La vida y el pelo
Ella hace tiempo dice que se corta el pelo para sacarse las cosas de encima. Muy pocas veces, dice, se trata de una cuestión de estética. No es que piensa me gusta este corte, lo quiero probar, debería hacerme un carré o dejarlo largo hasta la cintura. Ella analiza. Los dolores, los errores, los fracasos, las lágrimas, cuándo fueron, cómo estaba el cabello, cómo hacer para no recordarlos más. Ni una sola vez. Ella se miente. A lo largo del tiempo se preguntó en determinados momentos “qué hago aún con esta parte de mi pelo que hace años era raíz y ahora se me pega a las mejillas”; “qué hago, por ejemplo, con estas puntas que se fueron de viaje de egresados a Bariloche, que recuerdan las peleas con ese compañero de clase que no me dejaba de insultar”.
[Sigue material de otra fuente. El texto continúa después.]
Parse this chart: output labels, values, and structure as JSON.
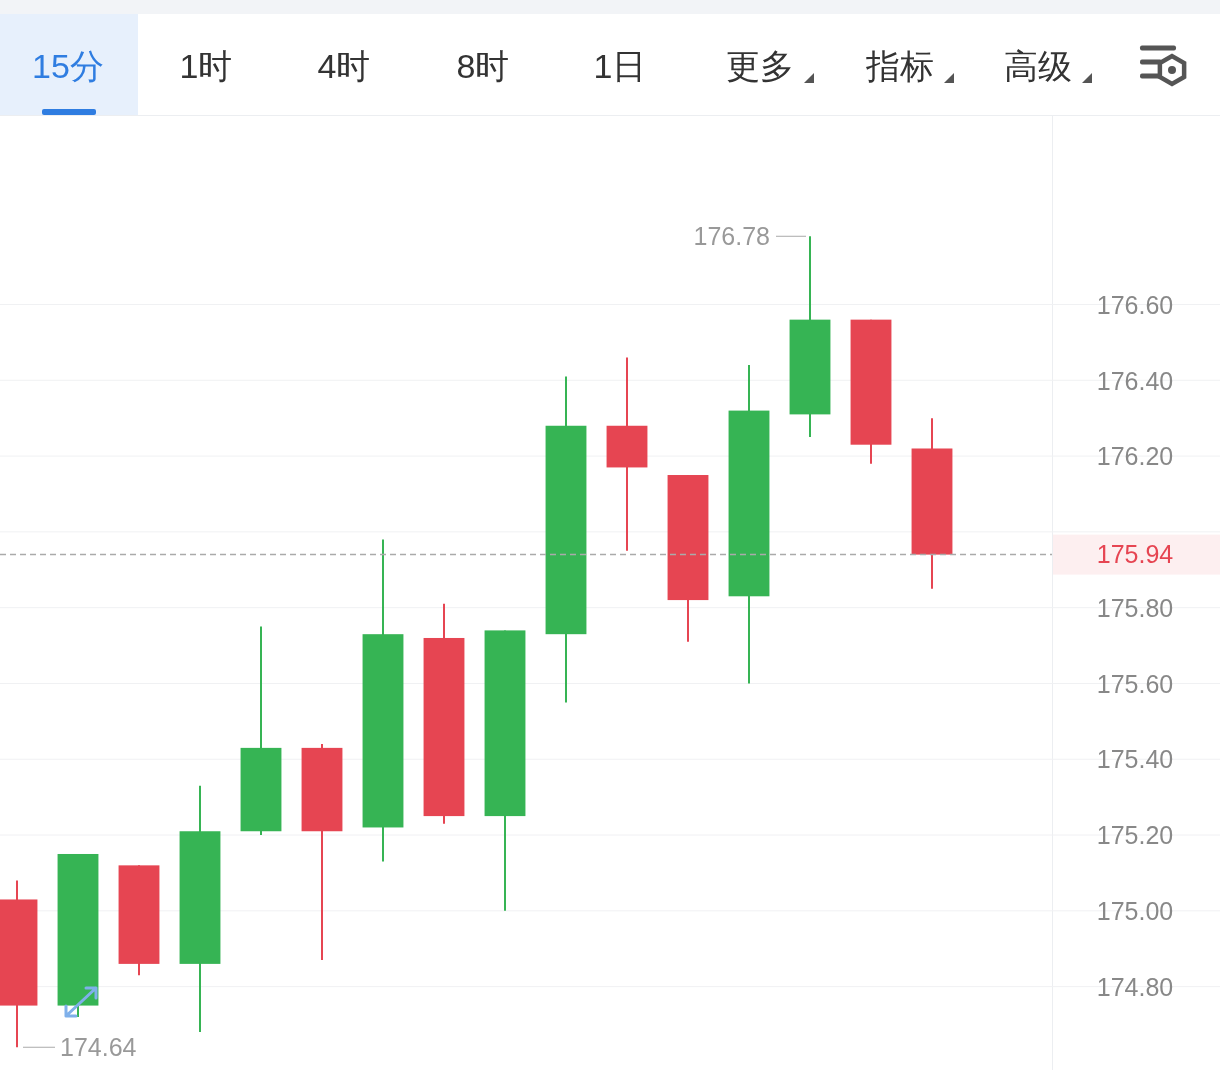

No fue siempre así. Al principio el mundo la veía con el corte al hombro y el flequillo recto porque era su madre la que estaba al mando y aunque alguna que otra vez debe haber llorado, debe haberle dicho “dale, ma, dejame elegir a mí”, nunca ganaba. El pelo lacio que tapa la espalda para hacerse una cola de caballo bien alta, una catarata en bronce, como la de su amiga Lucila, la de la otra cuadra de su casa, no lo pudo tener jamás. Su madre entonces era una mujer práctica. El corto era más fácil para evitar los piojos.
En la época de la adolescencia ella tuvo el control, pero no recuerda grandes satisfacciones: probó el pelo al hombro sin flequillo, el pelo por los omóplatos y atado con las hebillas de B+D, con las colitas de flores naranjas o celestes de Milly Canal, el pelo corto como Dolores Fonzi en Verano del 98, un completo desastre, el pelo castaño con dos mechones rubios al frente, el pelo ni larguísimo ni cortísimo, ahí, en el límite de lo esperable.
Fue a los 20 o poco más que, según recuerda o se impone, empezó con esta teoría. Tiene una lista, detallada. Primero se sacó el secundario de encima con un corte en la peluquería de abajo de su casa, Isabel, cartel blanco con las letras manuscritas en dorado, de mitad de espalda a la base del cuello, en cuatro movimientos de tijera. Ella no tiene mucho pelo. Le siguieron los años, cada uno de ellos, la vez que reprobó el examen de ingreso para estudiar en el conservatorio lo que quería, corte; esa entrevista de trabajo que salió mal y la dejó en un empleo que ya no soportaba, corte; la vejez de su abuela, su partida, corte; los dolores en el pecho de madrugada, la enfermedad de su padre, una separación amorosa en una tarde de lluvia que además la llevó a cambiarse el pelo de color, ahora bien negro. Pocas veces hizo justo lo contrario: no lo tocó, lo dejó allí, como un recordatorio. Su pelo le rozaba el oído y le avisaba: ojo, no te vayas a olvidar de que esto sí que sucedió. No necesariamente era algo bueno, pero lo hacía igual. Una tarde de 2017 se metió en la peluquería de un shopping porque se la había recomendado una amiga y le dijo al peluquero que cortara, que siguiera, que no se detuviera. Lloró al salir del lugar, no sabe bien por cuál de cada una de las razones.
Este verano ella fue a la dermatóloga para el control anual. Quería chequearse los lunares y unas cascaritas que le salieron hace unos meses y que parecen lunares pero no. Son apenas redondas, marrones, ásperas como un pedazo de piedra recién partida, horribles. Debe tener cuatro o cinco. La médica le revisó el cuerpo, le confirmó que no tenía de qué preocuparse (bien, no hay cáncer, se dijo a sí misma) y cuando ella preguntó por las costras, la doctora lanzó una frase con la certeza de quien aplasta una cucaracha en la cocina: esas vienen con la edad, no se pueden evitar, sí se pueden sacar pero nada te asegura que no vuelvan a salir. Regresó a su casa caminando. a los días fue a la peluquería, solo para cortarse el flequillo.